El presidente Abelardo de la Espriella declaró una emergencia económica en el país como respuesta al terremoto que sacudió varias regiones de Colombia. La decisión fue anunciada públicamente y se acompaña de la creación de un mecanismo especial de respuesta, según reportó 360 Radio.
Ese mecanismo, denominado Fondo Milagro, tendrá como misión prioritaria superar los obstáculos burocráticos que suelen retrasar la atención de desastres en el país. La estrategia apunta a que los recursos y la ayuda lleguen sin los filtros administrativos que han complicado emergencias pasadas.
Además de la velocidad en el gasto, el Fondo se concentrará en reconstruir los corredores estratégicos que mantienen aisladas a varias de las zonas más golpeadas por el sismo. La conectividad terrestre es vital para evacuar heridos, entregar alimentos y restablecer servicios básicos.
Colombia es un país con actividad sísmica recurrente por su ubicación sobre el Cinturón de Fuego del Pacífico y por fallas geológicas internas como la de Romeral. Eventos de gran magnitud han ocurrido en el pasado, lo que ha obligado al Estado a diseñar protocolos de respuesta cada vez más rápidos.
La declaración de emergencia económica otorga al Gobierno herramientas administrativas y presupuestales extraordinarias. Permite, entre otras acciones, reasignar partidas, agilizar contratos y priorizar la compra de bienes y servicios necesarios para la reconstrucción.
La reconstrucción de vías no solo tiene un fin logístico. Carreteras, puentes y túneles dañados dejan sin acceso a comunidades enteras, lo que dificulta la entrega de agua potable, medicamentos y ayuda humanitaria. Recuperar esos corredores es, en muchos casos, el primer paso para salvar vidas.
Las zonas más golpeadas suelen ser las de menor conectividad y mayor vulnerabilidad socioeconómica.

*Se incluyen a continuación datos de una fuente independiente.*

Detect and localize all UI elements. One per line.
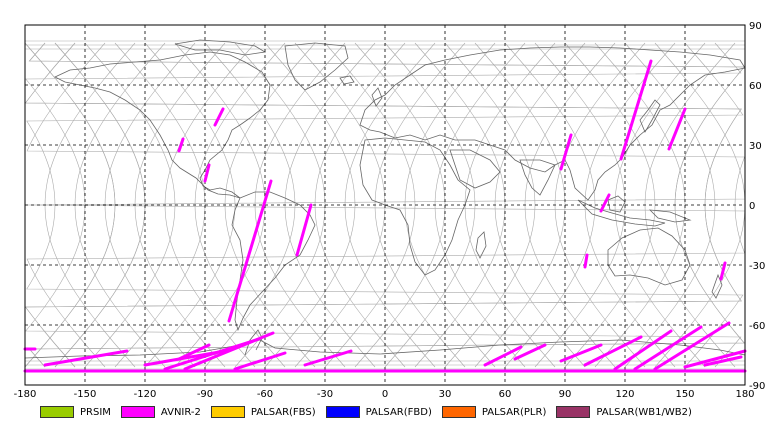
- x-tick-label: 180: [735, 389, 754, 400]
- coast-greenland: [284, 42, 349, 91]
- observation-strip: [227, 179, 273, 323]
- x-tick-label: -90: [197, 389, 213, 400]
- x-tick-label: -60: [257, 389, 273, 400]
- observation-strip: [483, 345, 523, 367]
- legend-label: PALSAR(PLR): [481, 406, 547, 418]
- observation-strip: [703, 355, 743, 367]
- x-axis-ticks: -180 -150 -120 -90 -60 -30 0 30 60 90 120 150 180: [14, 389, 755, 400]
- x-tick-label: -180: [14, 389, 37, 400]
- coast-new-guinea: [648, 209, 692, 223]
- x-tick-label: 120: [615, 389, 634, 400]
- x-tick-label: -30: [317, 389, 333, 400]
- observation-strip: [295, 203, 313, 257]
- coast-arabia: [449, 149, 501, 189]
- x-tick-label: 150: [675, 389, 694, 400]
- legend-item: PALSAR(PLR): [441, 406, 547, 418]
- legend-swatch: [556, 406, 591, 418]
- legend-item: PALSAR(FBD): [325, 406, 432, 418]
- coast-australia: [607, 227, 691, 286]
- x-tick-label: 0: [382, 389, 388, 400]
- x-tick-label: 60: [499, 389, 512, 400]
- legend-swatch: [210, 406, 245, 418]
- coast-india: [519, 159, 556, 196]
- y-tick-label: -90: [749, 381, 765, 392]
- observation-strip: [213, 107, 225, 127]
- observation-strip: [719, 261, 727, 281]
- x-tick-label: -120: [134, 389, 157, 400]
- coast-iceland: [339, 75, 355, 85]
- observation-strip: [303, 349, 353, 367]
- observation-strip: [653, 321, 731, 371]
- legend-item: PALSAR(FBS): [210, 406, 316, 418]
- observation-strip: [583, 335, 643, 367]
- legend-swatch: [325, 406, 360, 418]
- legend-label: PRSIM: [80, 406, 111, 418]
- legend-swatch: [40, 406, 74, 418]
- observation-strip: [599, 193, 611, 213]
- coast-north-america: [54, 51, 271, 199]
- legend: PRSIM AVNIR-2 PALSAR(FBS) PALSAR(FBD) PALSAR…: [40, 402, 770, 422]
- legend-swatch: [120, 406, 155, 418]
- legend-item: PALSAR(WB1/WB2): [556, 406, 692, 418]
- y-axis-ticks: 90 60 30 0 -30 -60 -90: [749, 21, 765, 392]
- coast-antarctic-peninsula: [244, 329, 263, 356]
- legend-item: PRSIM: [40, 406, 111, 418]
- y-tick-label: -30: [749, 261, 765, 272]
- coast-uk: [371, 87, 383, 107]
- legend-label: PALSAR(FBD): [365, 406, 432, 418]
- legend-label: AVNIR-2: [160, 406, 201, 418]
- observation-strip: [233, 351, 287, 371]
- observation-strip: [559, 343, 603, 363]
- coast-borneo: [607, 195, 626, 213]
- y-tick-label: 30: [749, 141, 762, 152]
- observation-strip: [559, 133, 573, 171]
- observation-strip: [633, 325, 703, 371]
- observation-strip: [613, 329, 673, 371]
- x-tick-label: 30: [439, 389, 452, 400]
- observation-strip: [177, 137, 185, 153]
- observation-strip: [619, 59, 653, 161]
- y-tick-label: 60: [749, 81, 762, 92]
- y-tick-label: 90: [749, 21, 762, 32]
- y-tick-label: -60: [749, 321, 765, 332]
- coast-indonesia: [577, 199, 666, 227]
- x-tick-label: 90: [559, 389, 572, 400]
- observation-strip: [667, 107, 687, 151]
- coast-south-america: [231, 191, 316, 332]
- coast-madagascar: [475, 231, 487, 259]
- legend-item: AVNIR-2: [120, 406, 201, 418]
- observation-strip: [203, 163, 211, 183]
- legend-label: PALSAR(WB1/WB2): [596, 406, 692, 418]
- coast-new-zealand: [711, 273, 723, 299]
- coast-antarctica: [24, 339, 746, 359]
- plot-frame: [24, 24, 746, 386]
- observation-strip: [183, 331, 275, 371]
- observation-strip: [43, 349, 129, 367]
- observation-strip: [683, 349, 747, 369]
- coastlines: [24, 39, 746, 359]
- coast-japan: [639, 99, 661, 133]
- observation-strip: [513, 343, 547, 361]
- y-tick-label: 0: [749, 201, 755, 212]
- observation-strips: [23, 59, 747, 373]
- legend-label: PALSAR(FBS): [250, 406, 316, 418]
- x-tick-label: -150: [74, 389, 97, 400]
- observation-strip: [583, 253, 589, 269]
- legend-swatch: [441, 406, 476, 418]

Por eso, la estrategia de reconstruir corredores busca además reducir el aislamiento histórico de municipios que han dependido de vías terciarias en mal estado durante décadas.
La sociedad civil, los gobiernos locales y los organismos de socorro serán piezas clave en la ejecución del Fondo Milagro. El éxito de la iniciativa dependerá de la articulación entre el nivel nacional, los mandatarios regionales y las comunidades organizadas en los territorios afectados.
Queda por verse cómo operará el Fondo en la práctica y con qué fuentes de financiamiento se sostendrá. También está pendiente la publicación de los criterios técnicos para priorizar obras y de los mecanismos de transparencia que se aplicarán al uso de los recursos en medio de la emergencia.
La atención ahora se centra en el balance oficial de daños, en la apertura de carreteras y en la llegada de ayuda a los damnificados. El Gobierno enfrenta la presión de demostrar que el Fondo Milagro puede traducirse en resultados visibles en las próximas horas y días.